Still, all this may endure. All the waste and bafflegab might survive, limping on into the foreseeable future. We must marvel at the enormous productivity of the modern industrial plant, since it’s already proven able to tow our existing public sector. In ancient Egypt, blessed by the predictable fertility of the Nile, the meteorologist-priesthood harnessed all the free time of their peasantry, between planting and harvesting, harvesting and planting, in building great pyramids, keeping their work levies docile for three millennia. Chinese mandarins, serving the Divine Emperor, kept their peasants busy repairing the irrigation ditches of their great alluvial plains.

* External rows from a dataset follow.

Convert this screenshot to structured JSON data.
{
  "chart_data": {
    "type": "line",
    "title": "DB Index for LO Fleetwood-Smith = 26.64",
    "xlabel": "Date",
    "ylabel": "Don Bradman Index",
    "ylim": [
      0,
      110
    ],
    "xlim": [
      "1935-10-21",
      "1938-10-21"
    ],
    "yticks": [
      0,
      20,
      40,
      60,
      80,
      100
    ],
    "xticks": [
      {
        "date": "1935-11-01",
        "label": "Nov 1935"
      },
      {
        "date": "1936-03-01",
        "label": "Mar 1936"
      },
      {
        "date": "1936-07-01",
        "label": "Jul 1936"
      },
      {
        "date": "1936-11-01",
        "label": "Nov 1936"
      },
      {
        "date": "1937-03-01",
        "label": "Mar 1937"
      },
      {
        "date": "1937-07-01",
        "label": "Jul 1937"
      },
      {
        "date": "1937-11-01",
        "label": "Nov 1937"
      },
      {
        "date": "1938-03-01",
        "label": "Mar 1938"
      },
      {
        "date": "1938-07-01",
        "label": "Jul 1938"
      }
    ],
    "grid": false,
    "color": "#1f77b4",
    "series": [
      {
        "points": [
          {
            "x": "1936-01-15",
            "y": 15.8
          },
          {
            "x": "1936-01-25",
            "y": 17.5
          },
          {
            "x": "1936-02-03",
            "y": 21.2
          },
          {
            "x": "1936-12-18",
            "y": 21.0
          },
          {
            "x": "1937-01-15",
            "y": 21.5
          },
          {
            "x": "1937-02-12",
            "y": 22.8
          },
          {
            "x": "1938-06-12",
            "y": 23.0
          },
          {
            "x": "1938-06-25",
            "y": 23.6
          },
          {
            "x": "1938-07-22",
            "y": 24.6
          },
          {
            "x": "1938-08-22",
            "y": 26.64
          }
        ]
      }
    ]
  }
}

Apostate Marxist Karl Wittfogel called this “Oriental Despotism” or the “hydraulic society.” Our modern equivalent is the time we’re forced to sacrifice on religious recycling. No one ever crunches the numbers on the energy cost of recycling, because energy-saving is not the point. They regulate, therefore they are.

Bottom line: we no longer live in the nature of self-reliant homesteaders, under a Rule of Law. We live in the Public Administration of city-dwellers, under the Rule of Regulation – an entirely different master. Public-service spokespersons and our docile fellow citizens constantly warn about other people’s greed, greed, greed. But that merely serves the accumulation of regulatory power, power, power. It’s not a “conspiracy.” It’s a new faith, the Religion of Regulation, leeching out into the whole culture. We all want regulations to keep us safe and secure. And at least nobody’s shooting at us.
Joe Woodard (PhD, Claremont) spent 15 years as an academic, 15 as a journalist (Alberta Report, Calgary Herald), and 11 as a federal tribunal judge, while helping wife Kathy raise 10 children.